Quickstart#

We will use a simple example to show how to use FeatInsight to perform feature engineering.

The installation and deployment, you can refer to OpenMLDB Deployment and FeatInsight Deployment.

Usage#

The major steps to use FeatInsight includes the following:

  1. Data Import: Use SQL or frontend form to create database, data table, import online data, import offline data.

  2. Feature Creation: Use SQL to define a feature view, and FeatInsight will use SQL compiler to analyze and create corresponding features.

  3. Offline Scenarios: Choose features to import (features from different feature views can be chosen), and export training dataset through distributed computing into local or distributed storage.

  4. Online Scenarios: Choose features for deployment, and deploy them as online feature extraction services. The service then can be accessed through HTTP client to retrieve online feature extraction results.

1. Data Import#

Firstly, create database test_db and data table test_table. You can use SQL to create.

CREATE DATABASE test_db;

CREATE TABLE test_db.test_table (id STRING, trx_time DATE);

Or you can use the UI and create it under “Data Import”.

For easier testing, we prepare a CSV file and save it to /tmp/test_table.csv. Note that, this path is a local path for the machine that runs the OpenMLDB TaskManager, usually also the machine for FeatInsight. You will need access to the machine for the edition.

id,trx_time
user1,2024-01-01
user2,2024-01-02
user3,2024-01-03
user4,2024-01-04
user5,2024-01-05
user6,2024-01-06
user7,2024-01-07

For online scenarios, you can use the command LOAD DATA or INSERT. Here we use “Import from CSV”.

The imported data can be previewed.

For offline scenarios, you can also use LOAD_DATA or “Import from CSV”.

Wait for about half a minute for the task to finish. You can also check the status and log.

2. Feature Creation#

After data imports, we can create features. Here we use SQL to create two basic features.

SELECT id, dayofweek(trx_time) as trx_day FROM test_table

In “Features”, the button beside “All Features” is to create new features. Fill in the form accordingly.

After successful creation, you can check the features. Click on the name to go into details. You can check the basic information, as well as preview feature values.

3. Offline Samples Export#

In “Offline Scenario”, you can choose to export offline samples. You can choose the features to export and specify the export path. There are “More Options” for you to specify the file format and other advanced parameters.

Wait for about half a minute and you can check the status at “Offline Samples”.

You can check the content of the exported samples. To verify online-offline consistency provided by FeatInsight, you can record the result and compare it with online feature computation results.

4. Online Feature Service#

In “Feature Services”, the button besides “All Feature Services” is to create a new feature service. You can choose the features to deploy, and fill in service name and version accordingly.

After successful creation, you can check service details, including feature list, dependent tables and lineage.
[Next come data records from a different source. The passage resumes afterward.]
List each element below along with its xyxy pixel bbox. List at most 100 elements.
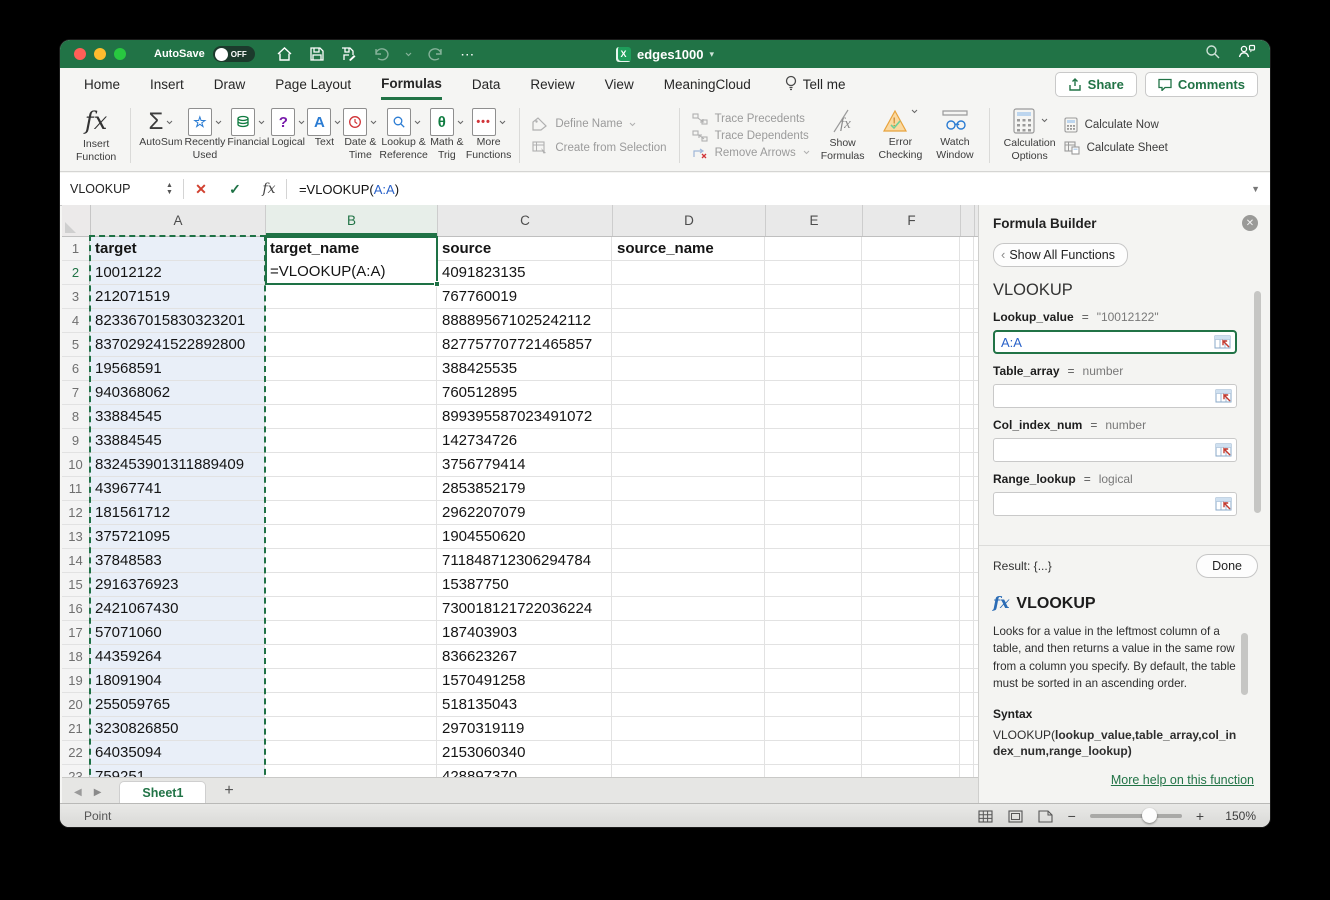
cell-F21[interactable] <box>862 717 960 740</box>
maximize-window-button[interactable] <box>114 48 126 60</box>
cell-E7[interactable] <box>765 381 862 404</box>
cell-F16[interactable] <box>862 597 960 620</box>
trace-dependents-button[interactable]: Trace Dependents <box>692 130 810 142</box>
document-title-chevron-icon[interactable]: ▾ <box>709 49 714 60</box>
cell-E8[interactable] <box>765 405 862 428</box>
cell-G1[interactable] <box>960 237 974 260</box>
cell-F5[interactable] <box>862 333 960 356</box>
cell-E11[interactable] <box>765 477 862 500</box>
row-header-12[interactable]: 12 <box>62 501 90 524</box>
cell-A5[interactable]: 837029241522892800 <box>90 333 265 356</box>
tab-formulas[interactable]: Formulas <box>381 69 442 100</box>
remove-arrows-button[interactable]: Remove Arrows <box>692 147 810 159</box>
cell-B3[interactable] <box>265 285 437 308</box>
cell-C8[interactable]: 899395587023491072 <box>437 405 612 428</box>
row-header-17[interactable]: 17 <box>62 621 90 644</box>
save-icon[interactable] <box>309 46 325 62</box>
cell-F1[interactable] <box>862 237 960 260</box>
cell-D11[interactable] <box>612 477 765 500</box>
cell-F15[interactable] <box>862 573 960 596</box>
cell-G17[interactable] <box>960 621 974 644</box>
comments-button[interactable]: Comments <box>1145 72 1258 97</box>
lookup-reference-button[interactable]: Lookup & Reference <box>379 100 427 171</box>
cell-C23[interactable]: 428897370 <box>437 765 612 777</box>
cell-D7[interactable] <box>612 381 765 404</box>
row-header-5[interactable]: 5 <box>62 333 90 356</box>
cell-B14[interactable] <box>265 549 437 572</box>
row-header-7[interactable]: 7 <box>62 381 90 404</box>
cell-E19[interactable] <box>765 669 862 692</box>
cell-C21[interactable]: 2970319119 <box>437 717 612 740</box>
cell-G8[interactable] <box>960 405 974 428</box>
row-header-20[interactable]: 20 <box>62 693 90 716</box>
cell-A1[interactable]: target <box>90 237 265 260</box>
tab-meaningcloud[interactable]: MeaningCloud <box>664 70 751 98</box>
cell-B5[interactable] <box>265 333 437 356</box>
cell-F17[interactable] <box>862 621 960 644</box>
cell-E22[interactable] <box>765 741 862 764</box>
cell-D17[interactable] <box>612 621 765 644</box>
cell-E6[interactable] <box>765 357 862 380</box>
cell-B8[interactable] <box>265 405 437 428</box>
cell-C6[interactable]: 388425535 <box>437 357 612 380</box>
cell-B21[interactable] <box>265 717 437 740</box>
calculate-now-button[interactable]: Calculate Now <box>1064 117 1168 133</box>
cell-E12[interactable] <box>765 501 862 524</box>
cell-C18[interactable]: 836623267 <box>437 645 612 668</box>
cell-D2[interactable] <box>612 261 765 284</box>
cell-C5[interactable]: 827757707721465857 <box>437 333 612 356</box>
cell-F18[interactable] <box>862 645 960 668</box>
cell-A22[interactable]: 64035094 <box>90 741 265 764</box>
cell-F14[interactable] <box>862 549 960 572</box>
range-picker-icon[interactable] <box>1215 497 1232 511</box>
formula-input[interactable]: =VLOOKUP(A:A) <box>299 182 399 197</box>
define-name-button[interactable]: Define Name <box>532 117 666 131</box>
cell-B17[interactable] <box>265 621 437 644</box>
column-header-B[interactable]: B <box>266 205 438 236</box>
cell-A17[interactable]: 57071060 <box>90 621 265 644</box>
cell-C15[interactable]: 15387750 <box>437 573 612 596</box>
cell-C13[interactable]: 1904550620 <box>437 525 612 548</box>
tab-data[interactable]: Data <box>472 70 501 98</box>
cell-F7[interactable] <box>862 381 960 404</box>
cell-B20[interactable] <box>265 693 437 716</box>
insert-function-button[interactable]: fx Insert Function <box>70 100 122 171</box>
cell-C20[interactable]: 518135043 <box>437 693 612 716</box>
cell-F3[interactable] <box>862 285 960 308</box>
column-header-F[interactable]: F <box>863 205 961 236</box>
column-header-partial[interactable] <box>961 205 975 236</box>
lookup-value-input[interactable]: A:A <box>993 330 1237 354</box>
watch-window-button[interactable]: Watch Window <box>929 100 980 171</box>
cell-A15[interactable]: 2916376923 <box>90 573 265 596</box>
row-header-8[interactable]: 8 <box>62 405 90 428</box>
name-box[interactable]: VLOOKUP <box>60 182 166 196</box>
cell-A6[interactable]: 19568591 <box>90 357 265 380</box>
cancel-icon[interactable]: ✕ <box>184 181 218 198</box>
row-header-9[interactable]: 9 <box>62 429 90 452</box>
cell-G18[interactable] <box>960 645 974 668</box>
tab-view[interactable]: View <box>605 70 634 98</box>
cell-A3[interactable]: 212071519 <box>90 285 265 308</box>
range-picker-icon[interactable] <box>1215 443 1232 457</box>
logical-button[interactable]: ? Logical <box>271 100 305 171</box>
cell-G22[interactable] <box>960 741 974 764</box>
more-functions-button[interactable]: ••• More Functions <box>466 100 512 171</box>
zoom-in-button[interactable]: + <box>1196 808 1204 824</box>
cell-D5[interactable] <box>612 333 765 356</box>
cell-A10[interactable]: 832453901311889409 <box>90 453 265 476</box>
cell-F9[interactable] <box>862 429 960 452</box>
redo-icon[interactable] <box>428 46 444 62</box>
cell-F23[interactable] <box>862 765 960 777</box>
cell-A8[interactable]: 33884545 <box>90 405 265 428</box>
fill-handle[interactable] <box>434 281 440 287</box>
cell-C3[interactable]: 767760019 <box>437 285 612 308</box>
row-header-18[interactable]: 18 <box>62 645 90 668</box>
cell-B16[interactable] <box>265 597 437 620</box>
share-contacts-icon[interactable] <box>1238 44 1256 64</box>
close-panel-icon[interactable]: ✕ <box>1242 215 1258 231</box>
row-header-6[interactable]: 6 <box>62 357 90 380</box>
add-sheet-button[interactable]: + <box>224 782 233 800</box>
cell-F4[interactable] <box>862 309 960 332</box>
row-header-4[interactable]: 4 <box>62 309 90 332</box>
autosum-button[interactable]: Σ AutoSum <box>139 100 182 171</box>
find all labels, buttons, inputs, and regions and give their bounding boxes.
Lastly, in “Request Feature Service” page, we can key in test data to perform online feature calculation, and compare it with offline computation results.

Summary#

This example demonstrates the complete process of using FeatInsight. By writing simple SQL statements, users can define features for both online and offline scenarios. By selecting different features or combining feature sets, users can quickly reuse and deploy features services. Lastly, the consistency of feature computation can be validated by comparing offline and online calculation results.
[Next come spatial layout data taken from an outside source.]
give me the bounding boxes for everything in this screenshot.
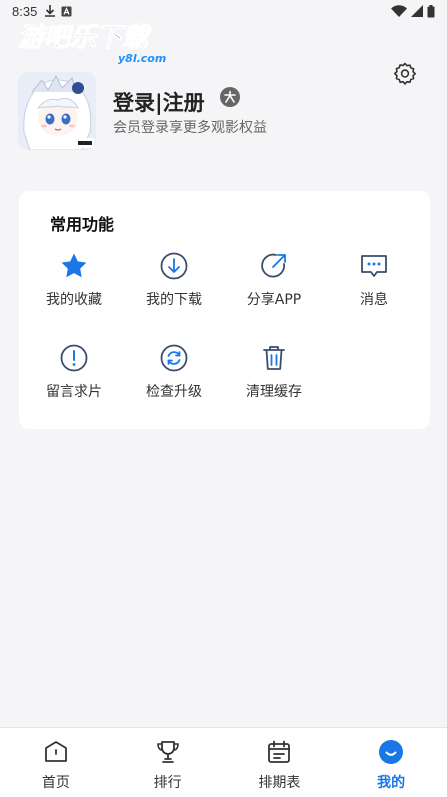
messages-button[interactable]: 消息 xyxy=(324,251,424,311)
notification-a-icon xyxy=(61,6,72,16)
favorites-label: 我的收藏 xyxy=(46,292,102,308)
favorites-button[interactable]: 我的收藏 xyxy=(24,251,124,311)
vip-badge-icon xyxy=(220,87,240,107)
status-time: 8:35 xyxy=(12,3,38,19)
avatar[interactable] xyxy=(18,72,96,150)
download-status-icon xyxy=(45,5,56,17)
tab-ranking[interactable]: 排行 xyxy=(112,728,224,797)
request-movie-button[interactable]: 留言求片 xyxy=(24,343,124,403)
calendar-icon xyxy=(268,740,291,763)
login-register-link[interactable]: 登录|注册 xyxy=(113,87,205,117)
home-icon xyxy=(44,741,67,762)
brand-domain: y8l.com xyxy=(118,52,166,65)
tab-home[interactable]: 首页 xyxy=(0,728,112,797)
tab-schedule-label: 排期表 xyxy=(258,775,301,791)
battery-icon xyxy=(427,4,435,17)
trophy-icon xyxy=(156,741,179,763)
downloads-label: 我的下载 xyxy=(146,292,202,308)
trash-icon xyxy=(263,346,285,370)
gear-icon xyxy=(394,62,416,85)
login-subtitle: 会员登录享更多观影权益 xyxy=(113,120,267,136)
brand-name: 游吧乐下载 xyxy=(18,23,152,53)
tab-mine[interactable]: 我的 xyxy=(335,728,447,797)
tab-schedule[interactable]: 排期表 xyxy=(224,728,336,797)
brand-logo: 游吧乐下载 y8l.com xyxy=(18,23,166,66)
avatar-illustration xyxy=(18,72,96,150)
share-app-label: 分享APP xyxy=(246,292,302,308)
share-icon xyxy=(261,253,286,278)
star-icon xyxy=(61,253,87,278)
downloads-button[interactable]: 我的下载 xyxy=(124,251,224,311)
exclamation-icon xyxy=(60,344,88,372)
tab-home-label: 首页 xyxy=(41,775,70,791)
refresh-icon xyxy=(160,344,188,372)
message-icon xyxy=(361,255,387,277)
settings-button[interactable] xyxy=(390,58,420,88)
download-icon xyxy=(160,252,188,280)
check-update-button[interactable]: 检查升级 xyxy=(124,343,224,403)
tab-mine-label: 我的 xyxy=(377,775,406,791)
request-movie-label: 留言求片 xyxy=(46,384,102,400)
wifi-icon xyxy=(391,5,407,17)
smile-icon xyxy=(379,740,404,764)
messages-label: 消息 xyxy=(360,292,388,308)
share-app-button[interactable]: 分享APP xyxy=(224,251,324,311)
clear-cache-button[interactable]: 清理缓存 xyxy=(224,343,324,403)
common-functions-card: 常用功能 我的收藏 我的下载 分享APP 消息 留言求片 检查升级 清理缓存 xyxy=(19,191,430,429)
tab-ranking-label: 排行 xyxy=(153,775,182,791)
card-title: 常用功能 xyxy=(50,215,115,234)
clear-cache-label: 清理缓存 xyxy=(246,384,302,400)
signal-icon xyxy=(411,5,423,17)
check-update-label: 检查升级 xyxy=(146,384,202,400)
bottom-tab-bar: 首页 排行 排期表 我的 xyxy=(0,727,447,797)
Appendix: Advanced Functions#

In addition to the basic functionalities of feature engineering, FeatInsight also provides advanced functionalities to facilitate feature development for users:

  • SQL Playground: Offers debugging and execution capabilities for OpenMLDB SQL statements, allowing users to execute arbitrary SQL operations and debug SQL statements for feature extraction.

  • Computed Features: Enables the direct storage of feature values obtained through external batch computation or stream processing into OpenMLDB online tables. Users can then access and manipulate feature data in online tables.